Победоносцев уповал на постепенное эволюционное изменение жизни общества, а значит, и Церкви, но сам ускорять эту эволюцию не желал. Он, подобно митрополиту Филарету (Дроздову), был противником любых «революций» и сторонником «малых дел». Например, в 1902 году взбунтовались семинаристы в одной епархии, ректор семинарии и правящий архиерей писали о «революции». Посланный обер-прокурором чиновник увидел иное: «Сгноили семинаристов в грязи. Одной салфеткой утиралось шесть человек (в общежитии), а ректор (монах, по правилу) за десять лет ни разу не спустился в столовую. Эконом крал и кормил учеников отбросами». Архиерей и вовсе забыл о семинарии. Победоносцев сместил ректора, хотя заменить архиерея не сумел (143, с. 121–122). Такого рода равнодушия к низшим, соединенного с льстивым почитанием высших, было немало в церковной жизни России – и что мог с этим поделать обер-прокурор?

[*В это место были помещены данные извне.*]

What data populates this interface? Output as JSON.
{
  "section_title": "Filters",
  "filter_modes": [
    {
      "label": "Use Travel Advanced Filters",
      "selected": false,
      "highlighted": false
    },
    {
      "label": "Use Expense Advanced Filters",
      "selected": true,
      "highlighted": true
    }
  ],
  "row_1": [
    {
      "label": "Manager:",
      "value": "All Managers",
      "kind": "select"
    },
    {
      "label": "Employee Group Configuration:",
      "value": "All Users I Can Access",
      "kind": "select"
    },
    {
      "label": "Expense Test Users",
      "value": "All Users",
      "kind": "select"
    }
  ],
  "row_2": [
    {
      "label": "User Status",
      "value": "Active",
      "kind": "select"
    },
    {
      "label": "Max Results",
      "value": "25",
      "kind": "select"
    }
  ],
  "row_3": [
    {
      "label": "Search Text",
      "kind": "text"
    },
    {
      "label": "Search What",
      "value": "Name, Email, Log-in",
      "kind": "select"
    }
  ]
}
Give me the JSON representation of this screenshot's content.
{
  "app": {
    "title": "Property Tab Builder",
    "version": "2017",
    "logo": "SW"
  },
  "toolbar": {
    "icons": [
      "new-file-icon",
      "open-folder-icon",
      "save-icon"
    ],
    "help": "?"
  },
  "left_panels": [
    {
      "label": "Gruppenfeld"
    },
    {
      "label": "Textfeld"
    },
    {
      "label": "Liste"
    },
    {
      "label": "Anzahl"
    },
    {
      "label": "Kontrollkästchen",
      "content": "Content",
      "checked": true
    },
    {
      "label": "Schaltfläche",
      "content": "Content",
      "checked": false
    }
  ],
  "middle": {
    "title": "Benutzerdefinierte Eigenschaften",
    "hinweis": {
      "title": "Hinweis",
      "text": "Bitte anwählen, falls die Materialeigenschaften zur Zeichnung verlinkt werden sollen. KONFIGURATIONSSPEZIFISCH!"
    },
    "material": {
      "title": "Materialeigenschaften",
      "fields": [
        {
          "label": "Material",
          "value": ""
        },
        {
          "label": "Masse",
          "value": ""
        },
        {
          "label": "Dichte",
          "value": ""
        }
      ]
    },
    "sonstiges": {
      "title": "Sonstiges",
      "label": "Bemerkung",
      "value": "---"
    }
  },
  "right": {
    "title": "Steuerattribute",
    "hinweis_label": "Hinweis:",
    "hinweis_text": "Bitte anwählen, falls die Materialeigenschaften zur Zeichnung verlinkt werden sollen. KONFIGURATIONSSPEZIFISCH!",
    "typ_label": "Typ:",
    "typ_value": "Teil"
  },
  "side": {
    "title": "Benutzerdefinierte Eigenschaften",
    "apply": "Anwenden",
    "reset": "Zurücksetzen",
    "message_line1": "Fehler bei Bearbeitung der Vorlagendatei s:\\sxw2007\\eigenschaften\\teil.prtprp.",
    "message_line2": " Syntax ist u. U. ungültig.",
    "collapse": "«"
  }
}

За два с половиной десятилетия его обер-прокурорства не раз возникали планы церковных реформ и преобразований – и Победоносцев принимал те перемены, которые казались ему обоснованными и отвечающими уровню развития российского общества в целом и церковного общества в частности. Например, постановка на качественно новый уровень миссионерства и борьбы с сектантством была достигнута во многом благодаря его усилиям. С конца XIX века стали созываться региональные Архиерейские Соборы. Думается, что разумным было его настороженное отношение к восстановлению в XIX веке института патриаршества в условиях недостаточной подготовленности епископата к такому уровню автономности или к деятельности философа В. С. Соловьева, в своих умопостроениях на публичных лекциях и в статьях подчас выходившего за рамки православного учения Церкви. К Победоносцеву обращались католические сторонники сближения с Православием: например, в 1893 и 1896 годах ему предлагали введение общего календаря – григорианского, введение «славяно-глаголической литургии» среди чехов, моравов, словенцев. И обер-прокурор указывал в ответе, что «постоянной склонностью Римской курии было латинизировать все обряды, обычаи и сами устремления народов, которые по доброй воле или силой должны были признать ее верховенство», что в настоящее время не отвечает нуждам Церкви (цит. по: 170, с. 316, 377).

В то же время трудно понять причины его отрицательного отношения к активизации жизни церковного прихода, его крайнюю опасливость в отношении богословской науки, его настороженность к таким ярким проявлениям русской святости, как преподобный Серафим Саровский и святой Иоанн Кронштадтский. Из наиболее известных примеров крайнего охранительства тех лет можно назвать запрет на магистерскую диссертацию Е. П. Аквилонова, в которой предлагалось иное, чем в Катехизисе, определение Церкви; также была запрещена духовной цензурой книга профессора М.Д. Муретова против Ренана, так как автор должен был в какой-то мере изложить то учение, которое опровергал, но это было сочтено неблагонадежным, и «Ренана продолжали втайне читать, уверяясь в бессилии Церкви защититься» (191, с. 420, 421).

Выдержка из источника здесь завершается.